Entre los críticos, de dentro y fuera del Popular, el mayor error estratégico de Saracho fue dudar de la situación interna de la entidad en público. Desde que llegó, advirtió que había iniciado una retasación de los activos inmobiliarios para saber su valor y las necesidades de provisión. Con esta incertidumbre sin resolver, inició el proceso de venta del banco. “El mercado se temía sorpresas negativas”, apunta Carmelo Tajadura, economista y ex directivo bancario, “y provocó desconfianza en la clientela que realizó masivas retiradas de depósitos”. Para Victoria Torre, analista de Self Bank, Saracho dijo a todos “que el Popular tenía problemas, pero no los concretó. Así es muy difícil vender el banco o ampliar capital después de haber arruinado a los que había metido 5.450 millones en los últimos años”.
Esta desconfianza de Saracho se reflejó en que todos los documentos los hacía pasar por varios abogados. Además, ordenó la búsqueda de irregularidades en ejercicios anteriores. El 3 de abril anunció la revisión de las cuentas de 2016, en una cifra inconcreta pero de varios cientos de millones que afectaban a los beneficios y al capital. Ese día dimitió el consejero delegado, Pedro Larena, sin que hubiera sustituto. Para Ángel Bergés, socio de AFI, estos hechos “fueron la espita del final del banco, que desde entonces solo dio bandazos. Saracho llegó tras unas pérdidas en 2016 de 3.485 millones y, además, buscaba más problemas en el balance. Con este escenario, los que estudiaron su compra, depreciaron al Popular que quedó en valor negativo”.
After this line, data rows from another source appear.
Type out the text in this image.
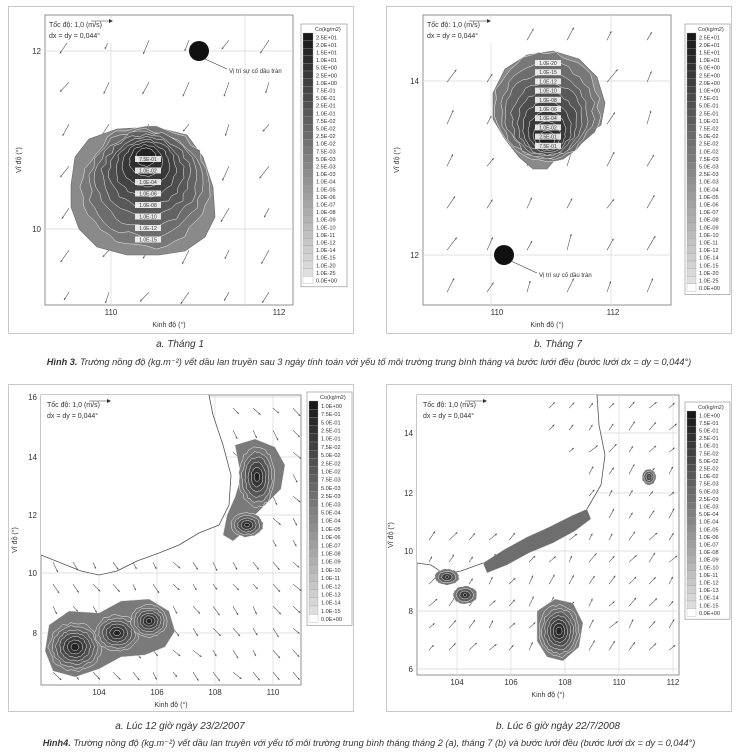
7.5E-01
1.0E-02
1.0E-04
1.0E-06
1.0E-08
1.0E-10
1.0E-12
1.0E-15
Vị trí sự cố dầu tràn
Tốc độ: 1,0 (m/s)
dx = dy = 0,044°
Co(kg/m2)
2.5E+01
2.0E+01
1.5E+01
1.0E+01
5.0E+00
2.5E+00
1.0E+00
7.5E-01
5.0E-01
2.5E-01
1.0E-01
7.5E-02
5.0E-02
2.5E-02
1.0E-02
7.5E-03
5.0E-03
2.5E-03
1.0E-03
1.0E-04
1.0E-05
1.0E-06
1.0E-07
1.0E-08
1.0E-09
1.0E-10
1.0E-11
1.0E-12
1.0E-14
1.0E-15
1.0E-20
1.0E-25
0.0E+00
110	112
12
10
Kinh độ (°)
Vĩ độ (°)
a. Tháng 1
1.0E-20
1.0E-15
1.0E-12
1.0E-10
1.0E-08
1.0E-06
1.0E-04
1.0E-02
2.5E-01
7.5E-01
Vị trí sự cố dầu tràn
Tốc độ: 1,0 (m/s)
dx = dy = 0,044°
Co(kg/m2)
2.5E+01
2.0E+01
1.5E+01
1.0E+01
5.0E+00
2.5E+00
2.0E+00
1.0E+00
7.5E-01
5.0E-01
2.5E-01
1.0E-01
7.5E-02
5.0E-02
2.5E-02
1.0E-02
7.5E-03
5.0E-03
2.5E-03
1.0E-03
1.0E-04
1.0E-05
1.0E-06
1.0E-07
1.0E-08
1.0E-09
1.0E-10
1.0E-11
1.0E-12
1.0E-14
1.0E-15
1.0E-20
1.0E-25
0.0E+00
110	112
14
12
Kinh độ (°)
Vĩ độ (°)
b. Tháng 7
Hình 3. Trường nồng độ (kg.m⁻²) vết dầu lan truyền sau 3 ngày tính toán với yếu tố môi trường trung bình tháng và bước lưới đều (bước lưới dx = dy = 0,044°)
Tốc độ: 1,0 (m/s)
dx = dy = 0,044°
Co(kg/m2)
1.0E+00
7.5E-01
5.0E-01
2.5E-01
1.0E-01
7.5E-02
5.0E-02
2.5E-02
1.0E-02
7.5E-03
5.0E-03
2.5E-03
1.0E-03
5.0E-04
1.0E-04
1.0E-05
1.0E-06
1.0E-07
1.0E-08
1.0E-09
1.0E-10
1.0E-11
1.0E-12
1.0E-13
1.0E-14
1.0E-15
0.0E+00
104	106	108	110
16
14
12
10
8
Kinh độ (°)
Vĩ độ (°)
a. Lúc 12 giờ ngày 23/2/2007
Tốc độ: 1,0 (m/s)
dx = dy = 0,044°
Co(kg/m2)
1.0E+00
7.5E-01
5.0E-01
2.5E-01
1.0E-01
7.5E-02
5.0E-02
2.5E-02
1.0E-02
7.5E-03
5.0E-03
2.5E-03
1.0E-03
5.0E-04
1.0E-04
1.0E-05
1.0E-06
1.0E-07
1.0E-08
1.0E-09
1.0E-10
1.0E-11
1.0E-12
1.0E-13
1.0E-14
1.0E-15
0.0E+00
104	106	108	110	112
14
12
10
8
6
Kinh độ (°)
Vĩ độ (°)
b. Lúc 6 giờ ngày 22/7/2008
Hình4. Trường nồng độ (kg.m⁻²) vết dầu lan truyền với yếu tố môi trường trung bình tháng tháng 2 (a), tháng 7 (b) và bước lưới đều (bước lưới dx = dy = 0,044°)
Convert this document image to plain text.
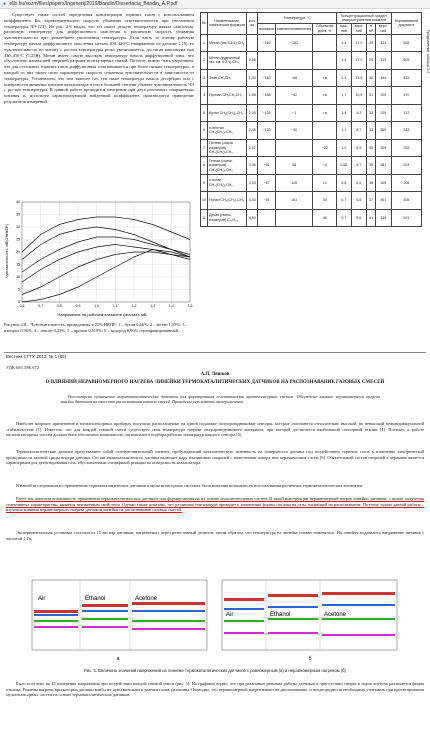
● elib.hu/sozm/files/papers/Ingenerij/2019/Bandin/Dissertacia_Bandin_A.P.pdf

Существует также способ определения концентрации горючих газов с использованием коэффициента Кн, характеризующего скорость убывания чувствительности при увеличении температуры ЧЭ [23]. На рис. 2.8 видно, что газ имеет резкую температуру начала окисления, различную температуру для диффузионного окисления и различную скорость убывания чувствительности при дальнейшем увеличении температуры. Если взять за основу рабочую температуру начала диффузионного окисления метана 400–420°С (напряжение на датчике 1,18), то чувствительность по метану с ростом температуры резко увеличивается, достигая максимума при 430–450°С (1,25В). Метан имеет самую высокую температуру начала диффузионной зоны, что обусловлено наивысшей энергией разрыва молекулярных связей. Поэтому можно быть уверенным, что для остальных горючих газов диффузионная зона начинается при более низких температурах, и каждый из них имеет свою характерную скорость снижения чувствительности в зависимости от температуры. Установлено, что чем тяжелее газ, тем ниже температура начала десорбции газа с поверхности активных центров катализатора и тем в большей степени убывает чувствительность ЧЭ с ростом температуры. В данной работе проводится измерение при двух различных напряжениях питания и, используя характеризующий найденный коэффициент, производится приведение результатов измерений.

0
5
10
15
20
25
30
35
40
0,6	0,7	0,8	0,9	1,0	1,1	1,2	1,3	1,4	1,5
Напряжение на рабочем элементе (мостах), мВ
Чувствительность, мВ/(1%НКПР)
Рисунок 2.8 – Чувствительность, приведенная к 25% НКПР: 1 – бутан 0,66%; 2 – метан 1,05%; 3 – изопрол 0,96%; 4 – гексан 0,25%; 5 – пропан 0,519%; 6 – водород 0,96% сертифицированный
№	Наименование, химическая формула	кол-во	Температура, °С			Концентрационный предел распространения пламени				Нормативный документ
			вспышки	самовоспламенения	Объемная доля, %	ниж-ний	верх-ний	г/м³	верх-ний	
1	Метан (газ 5.2.4) CH₄		−182	−162		4,4	17,0	29	113	505
2	Метан (рудничный газ, см. 5.2.4) CH₄	0,55				4,4	17,0	29	113	505
3	Этан CH₃CH₃	1,04	−183	−88	<в	2,4	15,5	30	194	515
4	Пропан CH₃CH₂CH₃	1,56	−188	−42	<в	1,7	10,9	31	200	470
5	Бутан CH₃(CH₂)₂CH₃	2,05	−139	−1	<в	1,4	9,3	33	225	372
6	н-пентан CH₃(CH₂)₃CH₃	2,48	−130	−40		1,1	8,7	33	260	243
7	Пентан (смесь изомеров) CH₃(CH₂)₃CH₃	2,97			−22	1,0	8,9	35	309	253
8	Гептан (смесь изомеров) CH₃(CH₂)₅CH₃	3,46	−91	98	−4	0,85	6,7	35	281	204
9	н-октан CH₃(CH₂)₆CH₃	3,93	−57	126	13	0,8	6,5	38	305	206
10	Нонан CH₃(CH₂)₇CH₃	4,43	−51	151	30	0,7	5,6	37	301	205
11	Декан (смесь изомеров) C₁₀H₂₂	4,90			46	0,7	5,6	41	335	201
Продолжение таблицы 2.4
Вестник СГТУ. 2013. № 1 (69)
УДК 681.586.672
А.П. Ляшков
О ВЛИЯНИИ НЕРАВНОМЕРНОГО НАГРЕВА ЛИНЕЙКИ ТЕРМОКАТАЛИТИЧЕСКИХ ДАТЧИКОВ НА РАСПОЗНАВАНИЕ ГАЗОВЫХ СМЕСЕЙ
Рассмотрено применение термокаталитических датчиков для формирования селективности мультисенсорных систем. Обсуждено влияние неравномерного нагрева линейки датчиков на качество распознавания газовых смесей. Приведены результаты экспериментов.

Наиболее широкое применение в мультисенсорных приборах получили располагаемые на одной подложке полупроводниковые сенсоры, которые отличаются относительно высокой, но невысокой межиндивидуальной стабильностью [1]. Известно, что для каждой газовой смеси существует своя температура нагрева полупроводникового материала, при которой достигается наибольший сенсорный отклик [4]. Поэтому, в работе мультисенсорных систем должна быть обеспечена возможность оптимального подбора рабочих температур каждого сенсора [5].

Термокаталитические датчики представляют собой газочувствительный элемент, пробуждающий каталитическую активность на поверхности датчика под воздействием горючих газов в изменение электрической проводимости газовой среды внутри датчика. Состав термокаталического датчика включает пару платиновых спиралей с нанесенным поверх них керамическим слоем [6]. Обязательный состав спиралей в керамике является характерным для детектирования газа, обусловленным спецификой реакции на поверхности катализатора.

В нашей исследовании по применению термокаталитических датчиков в мультисенсорных системах была показана возможность использования различных термокаталитических элементов.

Ранее мы показали возможность применения термокаталитических датчиков для формирования на их основе мультисенсорных систем. В такой конструкции неравномерный нагрев линейки датчиков, с целью получения селективных характеристик, является неизменным свойством. Однако также показано, что различная температура приводит к изменению формы отклика на газы, влияющей на распознавание. Поэтому задача данной работы – изучение влияния неравномерного нагрева датчиков линейки на распознавание газовых смесей.

Экспериментальная установка состояла из 15-ми пар датчиков, нагреваемых через резистивный делитель таким образом, что температура на линейке плавно изменялась. На линейку подавалось напряжение питания с частотой 1 Гц.

Air	Ethanol	Acetone
a
Air	Ethanol	Acetone
б
Рис. 5. Величина значений напряжений на линейке термокаталитических датчиков с равномерным (а) и неравномерным нагревом (б)

Было получено по 43 измерения напряжения при воздействии каждой газовой смеси (рис. 5). На графиках видно, что при различных режимах работы датчиков в присутствии спирта и паров ацетона различается форма отклика. Режимы нагрева, при которых датчики наиболее чувствительны к разным газам, различны. Очевидно, что неравномерный нагрев влияет на распознавание, и неоднородность необходимо учитывать при проектировании мультисенсорных систем на основе термокаталитических датчиков.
El 20 de febrero, al llegar al banco, Saracho dijo: “Soy muy consciente de la alta responsabilidad que asumo”. Al marcharse, reconoció su “fracaso”. En la web del banco aún dice, con sarcasmo, que es “un modelo de negocio rentable y solvente”, pero la pérdida de confianza ha demostrado ser un arma de destrucción masiva capaz de acabar, en tiempo récord, con la sexta entidad del país.
Lecciones no aprendidas de la crisis
La caída del Popular demuestra que no se ha aprendido de los errores de la crisis financiera, pese a la ingente legislación redactada y la creación de un nuevo supervisor dentro del BCE con más de 1.000 empleados. “Ante una crisis se debe actuar con rapidez y realismo", según Aristóbulo de Juan, exdirector general del Banco de España y autor de De buenos banqueros malos banqueros (Marcial Pons, 2017). El Popular estuvo desde 2012 en el filo de la navaja, con ratios cercanos a las cajas de ahorros intervenidas porque tenía bajas provisiones y grandes activos tóxicos inmobiliarios, pero se le dejó seguir. “Los peores créditos siempre están ocultos”, explica además De Juan. Así ha ocurrido con el Popular, que solo admitía la morosidad cuando tenía recursos para provisionarla, sin más exigencias del supervisor.
Este experto también reclama firmeza cuando un banco entra en problemas porque es más costoso alargar su agonía. “Si los problemas de un banco mejoran, la tolerancia del supervisor puede ser sabia, pero si empeora, es un suicidio”, afirmó a EL PAÍS 13 días antes del final del Popular. Se cumplió.